Lewis Italiano

Personal information
- Full name: Lewis Italiano
- Date of birth: 10 December 1990 (age 34)
- Place of birth: Perth, Australia
- Height: 1.91 m (6 ft 3 in)
- Position(s): Goalkeeper

Team information
- Current team: Oakleigh Cannons

Youth career
- Stirling Lions
- 2006–2007: Balcatta

Senior career*
- Years: Team / Apps / (Gls)
- 2007–2010: Inglewood United / 3 / (0)
- 2011: Balcatta / 22 / (0)
- 2011–2012: Perth Glory / 0 / (0)
- 2012: Balcatta / 2 / (0)
- 2012: Oakleigh Cannons / 18 / (0)
- 2012–2013: Perth Glory / 0 / (0)
- 2013: Oakleigh Cannons / 12 / (0)
- 2013–2017: Wellington Phoenix / 6 / (0)
- 2014–2017: Wellington Phoenix Reserves / 21 / (0)
- 2016: → ECU Joondalup (loan) / 19 / (0)
- 2017: Bulleen Lions / 7 / (0)
- 2017–2018: Wellington Phoenix / 13 / (0)
- 2017–2018: Wellington Phoenix Reserves / 2 / (0)
- 2018: Stirling Lions / 6 / (0)
- 2018–2021: Newcastle Jets / 30 / (0)
- 2019: → Balcatta (loan) / 8 / (0)
- 2021: Balcatta / 7 / (0)
- 2022–: Oakleigh Cannons / 2 / (0)

= Lewis Italiano =

Australian soccer player

Lewis Italiano (born 10 December 1990) is an Australian professional soccer player who plays as a goalkeeper.

==Club career==
Italiano played his junior football at Stirling Lions and later Balcatta. He moved to Inglewood United and, aged 18, gained his league debut in May 2008 against Floreat Athena. Despite an impressive start with the club, first team opportunities were scarce across three seasons with Inglewood.

Italiano returned to Balcatta in 2011 and quickly became the clubs' first choice goalkeeper. In 22 league appearances he tallied up eight clean sheets to play a key role in Balcatta lifting their first Premier League title.

A summer deal with A-League club Perth Glory followed, however, Italiano's involvement throughout the 2011–12 campaign was restricted to watching from the bench. That was offset by regular appearances for the clubs' youth team which finished the home and away series in second place.

After a short spell with Balcatta, Italiano headed east where he played an important role in Oakleigh Cannons finishing the Victorian Premier League in second spot. By October he was back with Glory having agreed a season-long deal as an injury replacement for Neil Young.

Released by Perth without making a first team appearance, Italiano re-joined Oakleigh where he caught the eye of the then new Wellington Phoenix coach Ernie Merrick. He signed with Wellington in June 2013 and was handed the number 20 shirt for the coming A-League season.

On 23 July 2014, Italiano played part of the second half of his club's friendly with London side West Ham United F.C. at Eden Park, making a notable save late on in an eventual 2–1 win for Wellington.

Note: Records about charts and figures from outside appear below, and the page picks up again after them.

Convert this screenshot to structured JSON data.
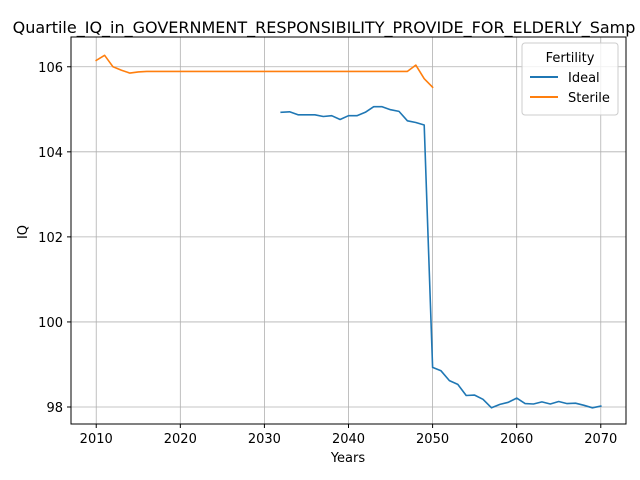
{
  "chart_data": {
    "type": "line",
    "title": "Quartile_IQ_in_GOVERNMENT_RESPONSIBILITY_PROVIDE_FOR_ELDERLY_Samp",
    "xlabel": "Years",
    "ylabel": "IQ",
    "xlim": [
      2007,
      2073
    ],
    "ylim": [
      97.6,
      106.7
    ],
    "xticks": [
      2010,
      2020,
      2030,
      2040,
      2050,
      2060,
      2070
    ],
    "yticks": [
      98,
      100,
      102,
      104,
      106
    ],
    "grid": true,
    "legend": {
      "title": "Fertility",
      "placement": "top-right"
    },
    "series": [
      {
        "name": "Ideal",
        "color": "#1f77b4",
        "x": [
          2032,
          2033,
          2034,
          2035,
          2036,
          2037,
          2038,
          2039,
          2040,
          2041,
          2042,
          2043,
          2044,
          2045,
          2046,
          2047,
          2048,
          2049,
          2050,
          2051,
          2052,
          2053,
          2054,
          2055,
          2056,
          2057,
          2058,
          2059,
          2060,
          2061,
          2062,
          2063,
          2064,
          2065,
          2066,
          2067,
          2068,
          2069,
          2070
        ],
        "y": [
          104.93,
          104.94,
          104.87,
          104.87,
          104.87,
          104.83,
          104.85,
          104.76,
          104.85,
          104.85,
          104.93,
          105.06,
          105.06,
          104.99,
          104.95,
          104.73,
          104.69,
          104.63,
          98.93,
          98.85,
          98.62,
          98.53,
          98.27,
          98.28,
          98.18,
          97.98,
          98.06,
          98.11,
          98.21,
          98.08,
          98.07,
          98.12,
          98.07,
          98.13,
          98.08,
          98.09,
          98.04,
          97.98,
          98.02
        ]
      },
      {
        "name": "Sterile",
        "color": "#ff7f0e",
        "x": [
          2010,
          2011,
          2012,
          2013,
          2014,
          2015,
          2016,
          2017,
          2018,
          2019,
          2020,
          2021,
          2022,
          2023,
          2024,
          2025,
          2026,
          2027,
          2028,
          2029,
          2030,
          2031,
          2032,
          2033,
          2034,
          2035,
          2036,
          2037,
          2038,
          2039,
          2040,
          2041,
          2042,
          2043,
          2044,
          2045,
          2046,
          2047,
          2048,
          2049,
          2050
        ],
        "y": [
          106.15,
          106.27,
          106.0,
          105.92,
          105.85,
          105.88,
          105.89,
          105.89,
          105.89,
          105.89,
          105.89,
          105.89,
          105.89,
          105.89,
          105.89,
          105.89,
          105.89,
          105.89,
          105.89,
          105.89,
          105.89,
          105.89,
          105.89,
          105.89,
          105.89,
          105.89,
          105.89,
          105.89,
          105.89,
          105.89,
          105.89,
          105.89,
          105.89,
          105.89,
          105.89,
          105.89,
          105.89,
          105.89,
          106.04,
          105.72,
          105.52
        ]
      }
    ]
  }
}
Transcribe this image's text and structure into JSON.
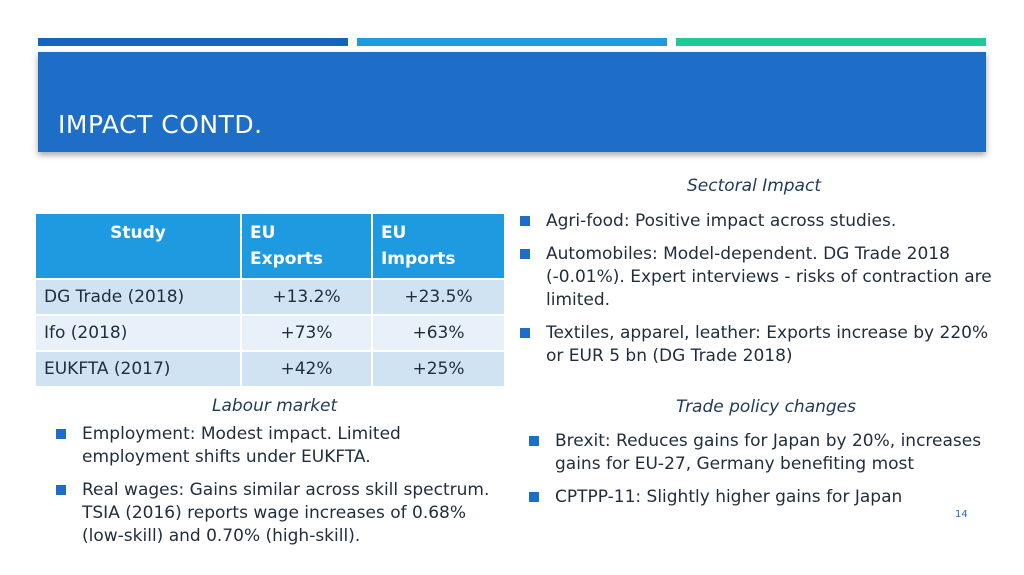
{
  "slide": {
    "title": "IMPACT CONTD.",
    "page_number": "14"
  },
  "table": {
    "headers": [
      "Study",
      "EU Exports",
      "EU Imports"
    ],
    "header_lines": [
      [
        "Study"
      ],
      [
        "EU",
        "Exports"
      ],
      [
        "EU",
        "Imports"
      ]
    ],
    "rows": [
      [
        "DG Trade (2018)",
        "+13.2%",
        "+23.5%"
      ],
      [
        "Ifo (2018)",
        "+73%",
        "+63%"
      ],
      [
        "EUKFTA (2017)",
        "+42%",
        "+25%"
      ]
    ]
  },
  "sectoral": {
    "title": "Sectoral Impact",
    "items": [
      "Agri-food: Positive impact across studies.",
      "Automobiles: Model-dependent. DG Trade 2018 (-0.01%). Expert interviews - risks of contraction are limited.",
      "Textiles, apparel, leather: Exports increase by 220% or EUR 5 bn (DG Trade 2018)"
    ]
  },
  "labour": {
    "title": "Labour market",
    "items": [
      "Employment: Modest impact. Limited employment shifts under EUKFTA.",
      "Real wages: Gains similar across skill spectrum. TSIA (2016) reports wage increases of 0.68% (low-skill) and 0.70% (high-skill)."
    ]
  },
  "trade_policy": {
    "title": "Trade policy changes",
    "items": [
      "Brexit: Reduces gains for Japan by 20%, increases gains for EU-27, Germany benefiting most",
      "CPTPP-11: Slightly higher gains for Japan"
    ]
  },
  "colors": {
    "header_bg": "#1e6ec8",
    "accent_blue": "#1e9be0",
    "accent_green": "#20c997",
    "table_row_dark": "#cfe3f3",
    "table_row_light": "#e8f1f9"
  }
}
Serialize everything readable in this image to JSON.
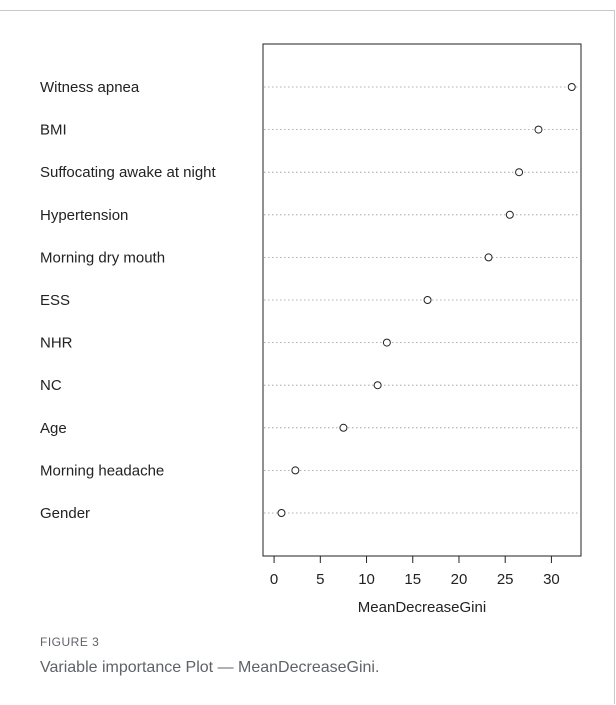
{
  "figure": {
    "label": "FIGURE 3",
    "caption": "Variable importance Plot — MeanDecreaseGini."
  },
  "chart_data": {
    "type": "scatter",
    "title": "",
    "xlabel": "MeanDecreaseGini",
    "ylabel": "",
    "categories": [
      "Witness apnea",
      "BMI",
      "Suffocating awake at night",
      "Hypertension",
      "Morning dry mouth",
      "ESS",
      "NHR",
      "NC",
      "Age",
      "Morning headache",
      "Gender"
    ],
    "values": [
      32.2,
      28.6,
      26.5,
      25.5,
      23.2,
      16.6,
      12.2,
      11.2,
      7.5,
      2.3,
      0.8
    ],
    "xlim": [
      -1.2,
      33.2
    ],
    "xticks": [
      0,
      5,
      10,
      15,
      20,
      25,
      30
    ],
    "grid": "dotted horizontal guide lines",
    "marker": "open circle"
  }
}
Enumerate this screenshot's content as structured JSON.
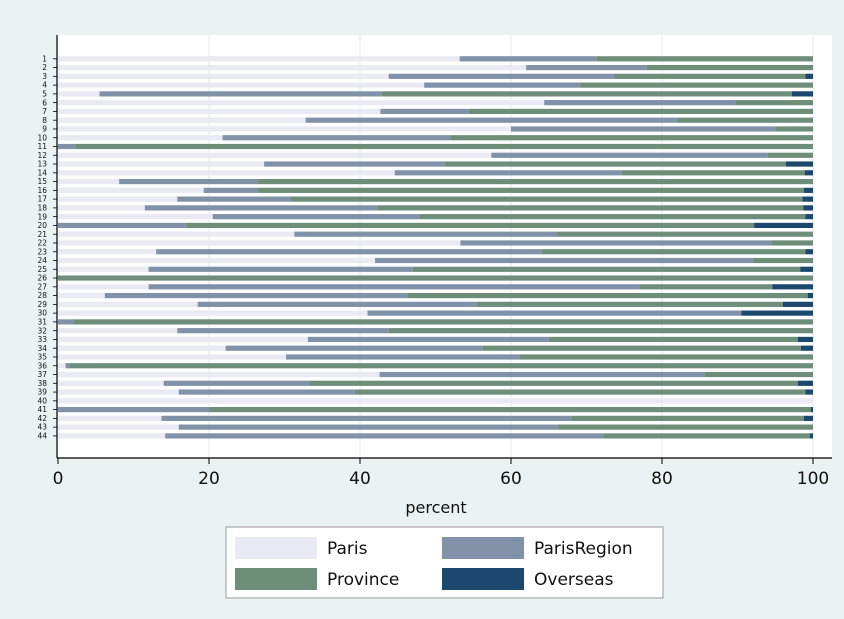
{
  "chart_data": {
    "type": "bar",
    "orientation": "horizontal",
    "stacked": true,
    "xlabel": "percent",
    "xlim": [
      0,
      100
    ],
    "xticks": [
      0,
      20,
      40,
      60,
      80,
      100
    ],
    "grid": true,
    "legend_position": "bottom",
    "categories": [
      "1",
      "2",
      "3",
      "4",
      "5",
      "6",
      "7",
      "8",
      "9",
      "10",
      "11",
      "12",
      "13",
      "14",
      "15",
      "16",
      "17",
      "18",
      "19",
      "20",
      "21",
      "22",
      "23",
      "24",
      "25",
      "26",
      "27",
      "28",
      "29",
      "30",
      "31",
      "32",
      "33",
      "34",
      "35",
      "36",
      "37",
      "38",
      "39",
      "40",
      "41",
      "42",
      "43",
      "44"
    ],
    "series": [
      {
        "name": "Paris",
        "color": "#e9eaf3",
        "values": [
          53.2,
          62.0,
          43.8,
          48.5,
          5.5,
          64.4,
          42.7,
          32.8,
          60.0,
          21.8,
          0.0,
          57.4,
          27.3,
          44.6,
          8.1,
          19.3,
          15.8,
          11.5,
          20.5,
          0.0,
          31.3,
          53.3,
          13.0,
          42.0,
          12.0,
          0.0,
          12.0,
          6.2,
          18.5,
          41.0,
          0.0,
          15.8,
          33.1,
          22.2,
          30.2,
          1.0,
          42.6,
          14.0,
          16.0,
          100.0,
          0.0,
          13.7,
          16.0,
          14.2
        ]
      },
      {
        "name": "ParisRegion",
        "color": "#8091a8",
        "values": [
          18.1,
          16.0,
          29.9,
          20.6,
          37.4,
          25.3,
          11.7,
          49.2,
          35.0,
          30.2,
          2.3,
          36.6,
          23.9,
          30.0,
          18.4,
          7.2,
          15.0,
          30.8,
          27.4,
          17.0,
          34.7,
          41.2,
          51.0,
          50.0,
          35.0,
          0.0,
          65.0,
          40.1,
          37.0,
          49.5,
          2.0,
          28.0,
          31.9,
          34.0,
          30.9,
          0.5,
          43.0,
          19.3,
          23.3,
          0.0,
          20.0,
          54.3,
          50.3,
          58.0
        ]
      },
      {
        "name": "Province",
        "color": "#6d8f7a",
        "values": [
          28.7,
          22.0,
          25.3,
          30.9,
          54.3,
          10.3,
          45.6,
          18.0,
          5.0,
          48.0,
          97.7,
          6.0,
          45.2,
          24.3,
          73.5,
          72.3,
          67.8,
          56.4,
          51.1,
          75.2,
          34.0,
          5.5,
          35.0,
          8.0,
          51.3,
          100.0,
          17.6,
          53.0,
          40.5,
          0.0,
          98.0,
          56.2,
          33.0,
          42.2,
          38.9,
          98.5,
          14.4,
          64.7,
          59.7,
          0.0,
          79.7,
          30.8,
          33.7,
          27.4
        ]
      },
      {
        "name": "Overseas",
        "color": "#1c4870",
        "values": [
          0.0,
          0.0,
          1.0,
          0.0,
          2.8,
          0.0,
          0.0,
          0.0,
          0.0,
          0.0,
          0.0,
          0.0,
          3.6,
          1.1,
          0.0,
          1.2,
          1.4,
          1.3,
          1.0,
          7.8,
          0.0,
          0.0,
          1.0,
          0.0,
          1.7,
          0.0,
          5.4,
          0.7,
          4.0,
          9.5,
          0.0,
          0.0,
          2.0,
          1.6,
          0.0,
          0.0,
          0.0,
          2.0,
          1.0,
          0.0,
          0.3,
          1.2,
          0.0,
          0.4
        ]
      }
    ]
  }
}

Italiano made his A-League debut on 26 April 2015, playing the full match for Wellington Phoenix in a 2–1 loss against Sydney FC, instead of the injured Glen Moss.

In May 2016, Italiano joined ECU Joondalup on loan for the remainder of the NPL WA season to get more game-time. In September 2016, after ECU Joondalup lost to Inglewood United in the preliminary final, Italiano returned to Wellington Phoenix after playing 17 games with ECU Joondalup and keeping 10 clean-sheets.

In March and April 2017, Italiano played back to back matches for the Phoenix for the first time, in a 5-0 win over Newcastle Jets FC and a 3-0 win over Melbourne Victory FC.

Italiano left the Phoenix in May 2017, joining National Premier Leagues Victoria side Bulleen Lions. He returned to the Phoenix one month later on a new one-season contract after strong performances for Bulleen and the appointment of new Wellington coach Darije Kalezić.

After his contracted ended at the Wellington Phoenix, Italiano returned to his youth club Stirling Lions for the rest of their season.

After completing a trial period Italiano was signed by Newcastle Jets where he joined former Wellington teammate Glen Moss. Italiano made five appearances in his first season for Newcastle while Moss was injured. He then established himself as the Jets first choice goalkeeper after Moss suffered a long term injury the following season.

On 31 August 2022, Italiano signed for Oakleigh Cannons for their 2022 Australia Cup game later that day under an emergency dispensation following injuries to other goalkeepers at the club. He started in a 2–1 upset victory for the Cannons.